L’urgence n’est pas de déterminer qui est Imane Khelif sur un plan médical, mais de constater comment elle est utilisée comme un pion sur des échiquiers politiques bien éloignés de son intérêt. Et ici, un nom s’impose avec force : Mustapha Berraf.
Il est crucial de rectifier une présentation constamment biaisée : M. Berraf préside l’Association des Comités Nationaux Olympiques d’Afrique (ACNOA). C’est une fonction continentale, non une charge nationale algérienne. À ce titre, il n’a absolument aucun mandat légal ou légitime pour gérer, influencer ou trancher le dossier d’une athlète algérienne. Son intervention permanente dans cette affaire constitue une usurpation de rôle flagrante et doit être désignée comme telle.
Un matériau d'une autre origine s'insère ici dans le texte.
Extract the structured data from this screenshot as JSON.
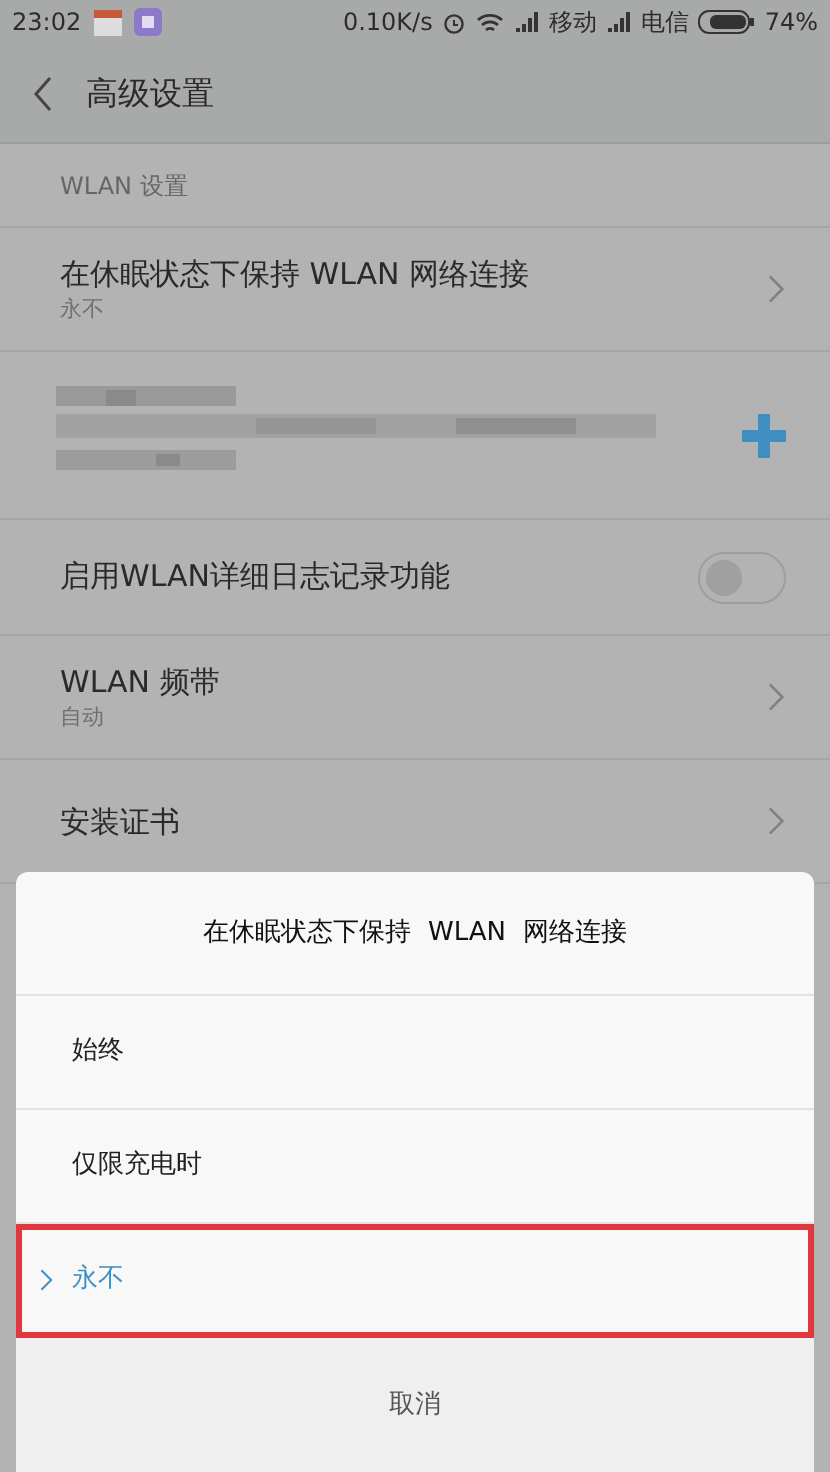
{
  "status_bar": {
    "time": "23:02",
    "network_speed": "0.10K/s",
    "carrier_1": "移动",
    "carrier_2": "电信",
    "battery_percent": "74%"
  },
  "header": {
    "title": "高级设置"
  },
  "section_label": "WLAN 设置",
  "settings": [
    {
      "kind": "link",
      "title": "在休眠状态下保持 WLAN 网络连接",
      "subtitle": "永不"
    },
    {
      "kind": "blurred"
    },
    {
      "kind": "toggle",
      "title": "启用WLAN详细日志记录功能",
      "on": false
    },
    {
      "kind": "link",
      "title": "WLAN 频带",
      "subtitle": "自动"
    },
    {
      "kind": "link",
      "title": "安装证书"
    }
  ],
  "dialog": {
    "title": "在休眠状态下保持  WLAN  网络连接",
    "options": [
      {
        "label": "始终",
        "selected": false,
        "highlighted": false
      },
      {
        "label": "仅限充电时",
        "selected": false,
        "highlighted": false
      },
      {
        "label": "永不",
        "selected": true,
        "highlighted": true
      }
    ],
    "cancel": "取消"
  }
}
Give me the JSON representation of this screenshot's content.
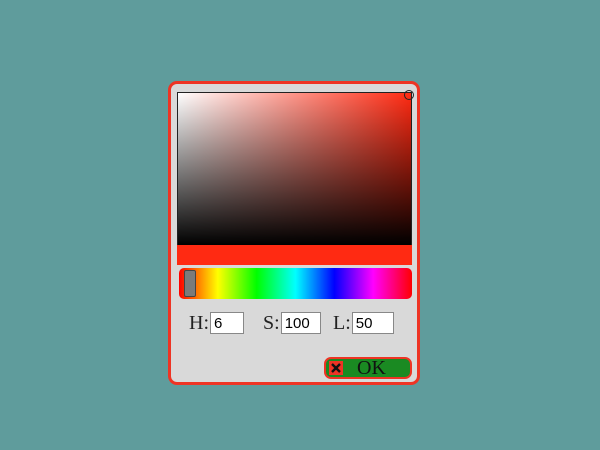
{
  "colors": {
    "background": "#5f9c9c",
    "accent": "#ee3424",
    "selected_color": "#ff2a12",
    "ok_button": "#1a8a22"
  },
  "color_picker": {
    "hue": {
      "label": "H:",
      "value": "6"
    },
    "saturation": {
      "label": "S:",
      "value": "100"
    },
    "lightness": {
      "label": "L:",
      "value": "50"
    },
    "hue_slider_fraction": 0.017,
    "ok_label": "OK",
    "ok_icon": "close-x-icon"
  }
}
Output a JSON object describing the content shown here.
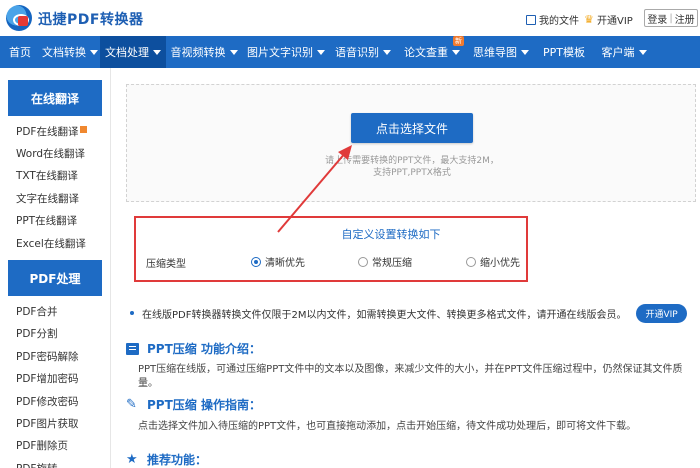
{
  "header": {
    "app_title": "迅捷PDF转换器",
    "my_files": "我的文件",
    "open_vip": "开通VIP",
    "login": "登录",
    "separator": "|",
    "register": "注册"
  },
  "nav": {
    "items": [
      {
        "label": "首页",
        "caret": false
      },
      {
        "label": "文档转换",
        "caret": true
      },
      {
        "label": "文档处理",
        "caret": true,
        "active": true
      },
      {
        "label": "音视频转换",
        "caret": true
      },
      {
        "label": "图片文字识别",
        "caret": true
      },
      {
        "label": "语音识别",
        "caret": true
      },
      {
        "label": "论文查重",
        "caret": true,
        "badge": "新"
      },
      {
        "label": "思维导图",
        "caret": true
      },
      {
        "label": "PPT模板",
        "caret": false
      },
      {
        "label": "客户端",
        "caret": true
      }
    ]
  },
  "sidebar": {
    "translate_title": "在线翻译",
    "translate_items": [
      "PDF在线翻译",
      "Word在线翻译",
      "TXT在线翻译",
      "文字在线翻译",
      "PPT在线翻译",
      "Excel在线翻译"
    ],
    "pdf_title": "PDF处理",
    "pdf_items": [
      "PDF合并",
      "PDF分割",
      "PDF密码解除",
      "PDF增加密码",
      "PDF修改密码",
      "PDF图片获取",
      "PDF删除页",
      "PDF旋转"
    ]
  },
  "upload": {
    "button": "点击选择文件",
    "hint_line1": "请上传需要转换的PPT文件，最大支持2M，",
    "hint_line2": "支持PPT,PPTX格式"
  },
  "options": {
    "title": "自定义设置转换如下",
    "row_label": "压缩类型",
    "choices": [
      "清晰优先",
      "常规压缩",
      "缩小优先"
    ],
    "selected": 0
  },
  "notice": {
    "text": "在线版PDF转换器转换文件仅限于2M以内文件，如需转换更大文件、转换更多格式文件，请开通在线版会员。",
    "vip_button": "开通VIP"
  },
  "intro": {
    "title": "PPT压缩 功能介绍：",
    "text": "PPT压缩在线版，可通过压缩PPT文件中的文本以及图像，来减少文件的大小，并在PPT文件压缩过程中，仍然保证其文件质量。"
  },
  "guide": {
    "title": "PPT压缩 操作指南：",
    "text": "点击选择文件加入待压缩的PPT文件，也可直接拖动添加，点击开始压缩，待文件成功处理后，即可将文件下载。"
  },
  "recommend": {
    "title": "推荐功能："
  },
  "colors": {
    "brand_blue": "#1e6bc4",
    "highlight_red": "#e03a3a",
    "nav_active": "#0d4f9e"
  }
}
M. Berraf doit être placé à la barre des accusés pour s’être immiscé, non en protecteur, mais en opportuniste. Dès le départ, ses actions ont semblé viser à capter l’attention médiatique et à servir des intérêts de clan, bien plus qu’à défendre l’athlète ou la nation algérienne. Sa proximité notoire avec Thomas Bach, ancien et Président d’honneur du CIO, est au cœur du problème. La décision controversée et opaque du CIO validant l’éligibilité de Khelif, prise dans ce sillage, n’est d’ailleurs pas une simple administration technique. Elle fait l’objet de plaintes juridiques déposées par l’IBA (International Boxing Association) devant les tribunaux de plusieurs pays, soulignant son caractère discutable et les soupçons de collusion.
Le rôle de M. Berraf apparaît alors non pas comme celui d’un défenseur, mais d’un vassal soumis aux agendas d’un clan externe. Ces agendas (qu’ils soient liés à la lutte d’influence entre fédérations (IBA vs. CIO) ou à des calculs géopolitiques plus larges) ne coïncident en rien avec les intérêts premiers de l’Algérie ni, surtout, avec le bien-être et la carrière d’Imane Khelif.
Ce constat conduit à l’urgence absolue : il faut évincer les bricoleurs et les opportunistes. La championne affronte seule un tumulte mondial, médiatique et juridique, tandis que des acteurs non mandatés brouillent les cartes. L’État doit reprendre la main.
Il est impératif de mettre en place une structure d’État solide, transparente et souveraine (un comité de crise réunissant experts juridiques internationaux, médecins de confiance, représentants légitimes du sport national et communicants stratégiques). Cette cellule doit avoir pour seul mandat de défendre les droits de l’athlète, de contester avec fermeté toute décision inique devant les instances appropriées, et de la protéger de toute exploitation. C’est une question de dignité nationale et de devoir envers une sportive qui porte les couleurs de son pays.
Le sport de haut niveau est un théâtre de rapports de force. L’Algérie ne peut pas laisser la défense de ses champions être confisquée par des logiques externes et des ingérences illégitimes. Imane Khelif mérite mieux qu’un paravent continental servant d’autres maîtres. Elle mérite une défense algérienne, unie, compétente et infaillible. C’est maintenant que cela doit se construire.